The entity should be inserted as one string and not several entries

Issue created by @scott_euser
Comment over 1 year ago →
🇺🇸United States kevinquillen
I think because I couldn't determine the best path for supporting several services. Pinecone uses namespaces to split data into smaller buckets, for example. I also wound up thinking maybe you don't need that level of splitting, and just stored one vector.
Comment over 1 year ago →
🇬🇧United Kingdom scott_euser
I see, yeah I guess also costs will be lower if 1 rendered node = 1 embedding. Anyways things should become more clear as more vector client plugins are built I expect.
Comment over 1 year ago →
🇬🇧United Kingdom scott_euser
Updated task description - a colleague of mine may start working on this (I can do initial review), so I have tried to provide clearer steps how we can approach this.

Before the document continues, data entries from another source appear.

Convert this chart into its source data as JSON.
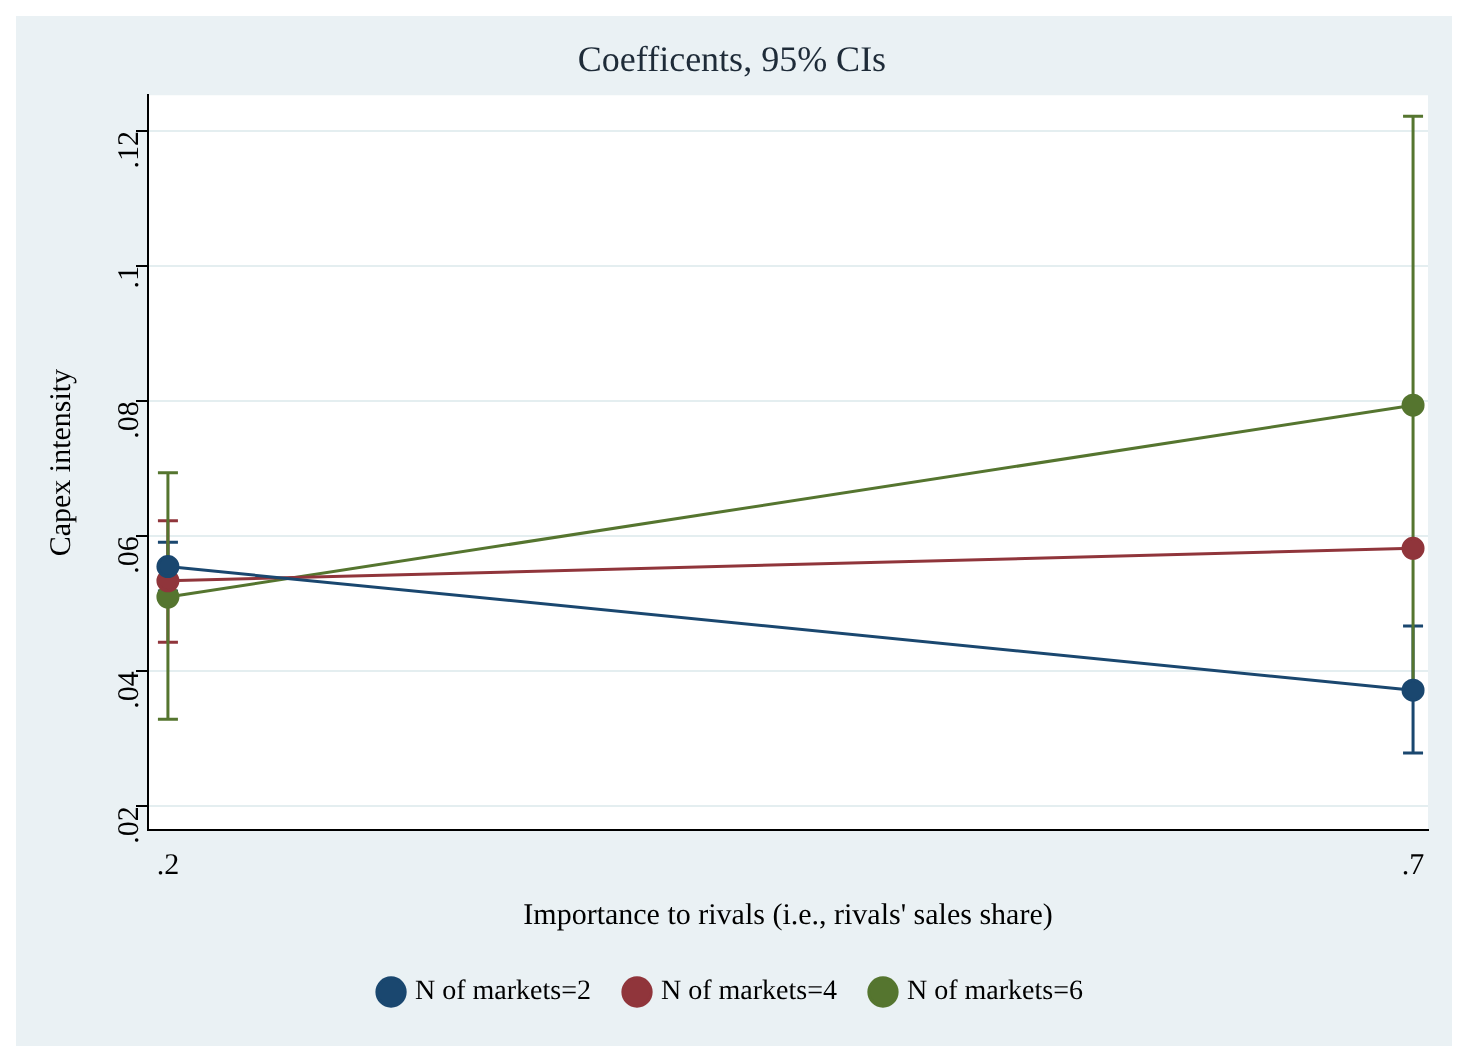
{
  "chart_data": {
    "type": "line",
    "title": "Coefficents, 95% CIs",
    "xlabel": "Importance to rivals (i.e., rivals' sales share)",
    "ylabel": "Capex intensity",
    "x": [
      0.2,
      0.7
    ],
    "series": [
      {
        "name": "N of markets=2",
        "color": "#1a476f",
        "values": [
          0.0555,
          0.0372
        ],
        "errors": [
          [
            0.0519,
            0.0591
          ],
          [
            0.0279,
            0.0467
          ]
        ]
      },
      {
        "name": "N of markets=4",
        "color": "#90353b",
        "values": [
          0.0534,
          0.0582
        ],
        "errors": [
          [
            0.0443,
            0.0623
          ],
          null
        ]
      },
      {
        "name": "N of markets=6",
        "color": "#55752f",
        "values": [
          0.051,
          0.0794
        ],
        "errors": [
          [
            0.0329,
            0.0694
          ],
          [
            0.0366,
            0.1222
          ]
        ]
      }
    ],
    "xlim": [
      0.192,
      0.706
    ],
    "xticks": [
      {
        "value": 0.2,
        "label": ".2"
      },
      {
        "value": 0.7,
        "label": ".7"
      }
    ],
    "ylim": [
      0.0165,
      0.1253
    ],
    "yticks": [
      {
        "value": 0.02,
        "label": ".02"
      },
      {
        "value": 0.04,
        "label": ".04"
      },
      {
        "value": 0.06,
        "label": ".06"
      },
      {
        "value": 0.08,
        "label": ".08"
      },
      {
        "value": 0.1,
        "label": ".1"
      },
      {
        "value": 0.12,
        "label": ".12"
      }
    ],
    "grid": "y",
    "legend": "bottom",
    "marker": "circle",
    "line_style": "solid"
  }
}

I am not sure if we should delete search indexed content and re-index as part of a batch update hook, what do you think @kevinquillen? I believe the functionality will continue to work as the SearchForm does not actually care about the field level responses and uses the entity type and entity ID only anyways, so I am suggesting in the task description we have an empty update hook outputting a warning message with advice on re-indexing.
Comment over 1 year ago →
🇬🇧United Kingdom ben.bastow
Going to have a look and start working on the issue
Comment over 1 year ago →
🇬🇧United Kingdom ben.bastow
I'm going to start working on this issue
Comment about 1 year ago →
🇧🇪Belgium mpp
"I also wound up thinking maybe you don't need that level of splitting, and just stored one vector."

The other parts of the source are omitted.